Excited call from the Newsnight producer. I have made it, she informs me, on to The Noticeboard. Oh hallowed wall. This is where all our press mentions, our newspaper clippings are proudly displayed. The investigative reporting that has helped fell governments; the devastating discoveries, the piercing interviews. Was my recent forensic questioning of Hamas picked up by the Independent? Could the New Statesman have warmed to my discussion of motoring and embarked on a three-part series in my name? My reverie is quickly shattered when Lucy tells me. ‘You’re in heat magazine. As Parky’s pin-up. I stuck it on the board anyway.’ I am flattered. (Michael, truly I am.) But why oh why couldn’t it have been for the London Review of Books?
Milo, aged two, has developed a fixation with Spartacus, introduced to him by his nanny. I’m delighted, in a pushy Notting Hill-mother way, although struggling to recall who Spartacus was. Mark, his father, is not impressed. Spartacus, he reminds me, was the Roman initiator of the Slaves’ Revolt, fomenter of the Uprising. But he is possibly reading more into the situation than it warrants when he tells me he believes this is our long-suffering nanny’s way of asking for a pay rise and that she is about to leave us. I begin a frenzied scouring of our Greco-Roman glossary in panic. But the situation miraculously resolves itself. Spartacus, it turns out, is actually a cartoon superhero called Sportacus who Saves the Planet. His best friend is Stephanie. She has Barbie-pink hair and Barbie-pink shoes and the kind of dress that makes Zandra Rhodes look like a home secretary. On Thursday Milo announces he no longer dreams of being Spart/Sportacus. He wants to be Stephanie instead. Mark, his father, is not impressed.
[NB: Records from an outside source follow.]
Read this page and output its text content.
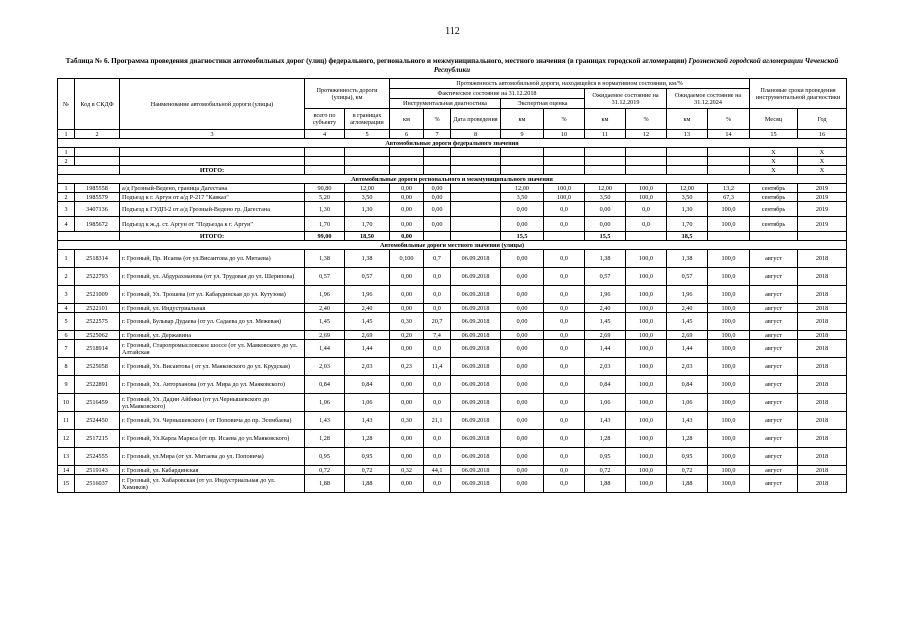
112
Таблица № 6. Программа проведения диагностики автомобильных дорог (улиц) федерального, регионального и межмуниципального, местного значения (в границах городской агломерации) Грозненской городской агломерации Чеченской Республики
№	Код в СКДФ	Наименование автомобильной дороги (улицы)	Протяженность дороги (улицы), км		Протяженность автомобильной дороги, находящейся в нормативном состоянии, км/%									Плановые сроки проведения инструментальной диагностики	
					Фактическое состояние на 31.12.2018					Ожидаемое состояние на 31.12.2019		Ожидаемое состояние на 31.12.2024			
					Инструментальная диагностика			Экспертная оценка							
			всего по субъекту	в границах агломерации	км	%	Дата проведения	км	%	км	%	км	%	Месяц	Год
1	2	3	4	5	6	7	8	9	10	11	12	13	14	15	16
Автомобильные дороги федерального значения															
1														Х	Х
2														Х	Х
		ИТОГО:												Х	Х
Автомобильные дороги регионального и межмуниципального значения															
1	1985558	а/д Грозный-Ведено, граница Дагестана	90,80	12,00	0,00	0,00		12,00	100,0	12,00	100,0	12,00	13,2	сентябрь	2019
2	1985579	Подъезд к г. Аргун от а/д Р-217 "Кавказ"	5,20	3,50	0,00	0,00		3,50	100,0	3,50	100,0	3,50	67,3	сентябрь	2019
3	3407136	Подъезд к ГУДП-2 от а/д Грозный-Ведено гр. Дагестана	1,30	1,30	0,00	0,00		0,00	0,0	0,00	0,0	1,30	100,0	сентябрь	2019
4	1985672	Подъезд к ж.д. ст. Аргун от "Подъезда к г. Аргун"	1,70	1,70	0,00	0,00		0,00	0,0	0,00	0,0	1,70	100,0	сентябрь	2019
		ИТОГО:	99,00	18,50	0,00			15,5		15,5		18,5			
Автомобильные дороги местного значения (улицы)															
1	2518314	г. Грозный, Пр. Исаева (от ул.Висаитова до ул. Митаева)	1,38	1,38	0,100	0,7	06.09.2018	0,00	0,0	1,38	100,0	1,38	100,0	август	2018
2	2522793	г. Грозный, ул. Абдурахманова (от ул. Трудовая до ул. Шерипова)	0,57	0,57	0,00	0,0	06.09.2018	0,00	0,0	0,57	100,0	0,57	100,0	август	2018
3	2521009	г. Грозный, Ул. Трошева (от ул. Кабардинская до ул. Кутузова)	1,96	1,96	0,00	0,0	06.09.2018	0,00	0,0	1,96	100,0	1,96	100,0	август	2018
4	2522101	г. Грозный, ул. Индустриальная	2,40	2,40	0,00	0,0	06.09.2018	0,00	0,0	2,40	100,0	2,40	100,0	август	2018
5	2522575	г. Грозный, Бульвар Дудаева (от ул. Садаева до ул. Межевая)	1,45	1,45	0,30	20,7	06.09.2018	0,00	0,0	1,45	100,0	1,45	100,0	август	2018
6	2525062	г. Грозный, ул. Державина	2,69	2,69	0,20	7,4	06.09.2018	0,00	0,0	2,69	100,0	2,69	100,0	август	2018
7	2518914	г. Грозный, Старопромысловское шоссе (от ул. Маяковского до ул. Алтайская	1,44	1,44	0,00	0,0	06.09.2018	0,00	0,0	1,44	100,0	1,44	100,0	август	2018
8	2525058	г. Грозный, Ул. Висаитова ( от ул. Маяковского до ул. Крудская)	2,03	2,03	0,23	11,4	06.09.2018	0,00	0,0	2,03	100,0	2,03	100,0	август	2018
9	2522891	г. Грозный, Ул. Авторханова (от ул. Мира до ул. Маяковского)	0,84	0,84	0,00	0,0	06.09.2018	0,00	0,0	0,84	100,0	0,84	100,0	август	2018
10	2516459	г. Грозный, Ул. Дадин Айбики (от ул.Чернышевского до ул.Маяковского)	1,06	1,06	0,00	0,0	06.09.2018	0,00	0,0	1,06	100,0	1,06	100,0	август	2018
11	2524450	г. Грозный, Ул. Чернышевского ( от Поповича до пр. Эсембаева)	1,43	1,43	0,30	21,1	06.09.2018	0,00	0,0	1,43	100,0	1,43	100,0	август	2018
12	2517215	г. Грозный, Ул.Карла Маркса (от пр. Исаева до ул.Маяковского)	1,28	1,28	0,00	0,0	06.09.2018	0,00	0,0	1,28	100,0	1,28	100,0	август	2018
13	2524555	г. Грозный, ул.Мира (от ул. Митаева до ул. Поповича)	0,95	0,95	0,00	0,0	06.09.2018	0,00	0,0	0,95	100,0	0,95	100,0	август	2018
14	2519143	г. Грозный, ул. Кабардинская	0,72	0,72	0,32	44,1	06.09.2018	0,00	0,0	0,72	100,0	0,72	100,0	август	2018
15	2516037	г. Грозный, ул. Хабаровская (от ул. Индустриальная до ул. Химиков)	1,88	1,88	0,00	0,0	06.09.2018	0,00	0,0	1,88	100,0	1,88	100,0	август	2018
I am presenting News 24 from outside Parliament as Tony Blair quits the stage and Gordon Brown shuffles in. It is momentous, it is emotional, but more than anything, it is wet. It reminds me of a day, exactly ten years ago, when I witnessed and reported on another handover of power — as Hong Kong was returned to China. Then, as now, the driving rain seemed to compound the very Britishness of the occasion. We never knew if Chris Patten was crying, or if a carefully positioned raindrop merely lent the shot more poignancy. At home, Milo is watching. ‘Why is Teddy Bear leaving?’ He asks Mark. ‘Mummy just said Teddy Bear was leaving Sedgefield.’ Why he gets the name of a remote Durham constituency right I will never fully understand.
And so, finally, to a charity do for Breast Cancer Haven that I am hosting with Rory Bremner. During drinks beforehand I spy Andrew Roberts. I blush and tell him how much I am enjoying his book.
Emily Maitlis is a BBC newsreader and a contributing editor of The Spectator.